15 O argumento pressupõe que ou que a tradição subjacente é pré-mateana ou que o próprio evangelho foi escrito antes de 70 AD, pois depois desse tempo as pessoas em posição de saber a verdade teriam sido mortas ou dispersadas. Que a tradição seja pré-mateana fica claro: (1) a polêmica judaica por trás da história muito provavelmente surgiu da própria Jerusalém, em reação à proclamação apostólica da ressurreição. (2) Uma reconstrução da história da polêmica mostra que Mateus herdou a controvérsia sobre a guarda. Que ele não tenha inventado a guarda desde o princípio para contra-atuar diante da simples acusação judaica de roubo fica evidente a partir dos elementos do sono e do suborno dos guardas. (3) A própria narrativa contém características não-mateanas, como indicado na nota 5. Que o Evangelho de Pedro conheça tradição não- mateana da história da guarda também indica que a história não se originou com Mateus. Uma vez que a controvérsia, dessa maneira, antedata a destruição de Jerusalém, é muito difícil construí-la como calorosa discussão sobre uma entidade imaginária. Essa conclusão só é reforçada se o próprio Mateus foi escrito antes de 70 AD, como sustentado, por exemplo, por Bo Reicke, ‘Synoptic Prophecies on the Destruction of Jerusalem’, in Studies in New Testament and Early Christian Literature, ed. D. E. Aune (Leiden: E. J. Brill, 1972), pp. 121-34; J. A. T. Robinson, Redating the New Testament (Londres: SCM Press, 1976), pp. 19-26, 86-117.

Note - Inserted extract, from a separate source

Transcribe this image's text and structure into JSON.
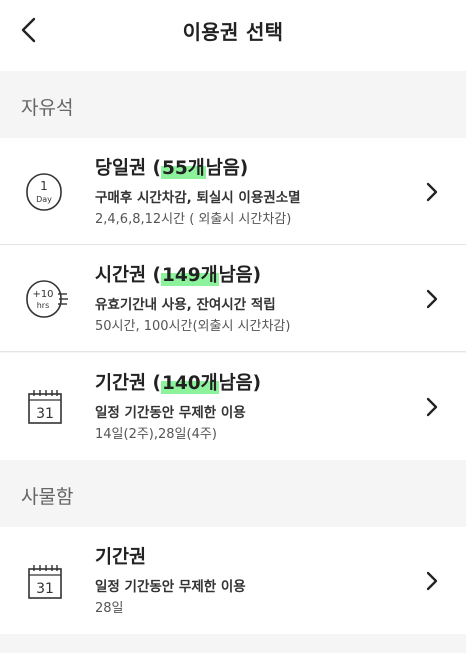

16 Mahoney objeta que os judeus argumentaram como fizeram somente porque teria sido “sem graça” dizer que o túmulo era desconhecido ou estava perdido (Robert Mahoney, Two Disciples at the Tomb, TW 6 [Berna: Herbert Lang, 1974], p. 100). Mas nisso Grass está correto: se o sepulcro fosse desconhecido ou estivesse perdido, os pregadores da ressurreição teriam se deparado com a reação de Atos 2.13: “Eles estão embriagados com vinho”. Seriamente duvido se o ser “sem graça”, incolor, seria considerado pela hierarquia judaica como algo tão grosseiro que eles preferiram inventar o túmulo vazio para os cristãos. E, se o local do sepultamento de Jesus era conhecido, como é provável (Blinzler, ‘Grablegung’, pp. 94-6, 101-2), a reação dos judeus se torna ainda mais problemática: pois, em vez de apontarem para o túmulo de Jesus ou exporem o cadáver, eles se emaranharam em desesperada série de absurdos, tentando explicar a ausência do corpo dele. O fato de os inimigos do Cristianismo terem se sentido obrigados a explicar o túmulo vazio mostra não somente que o túmulo era conhecido (confirmação da história do sepultamento), mas também que estava vazio.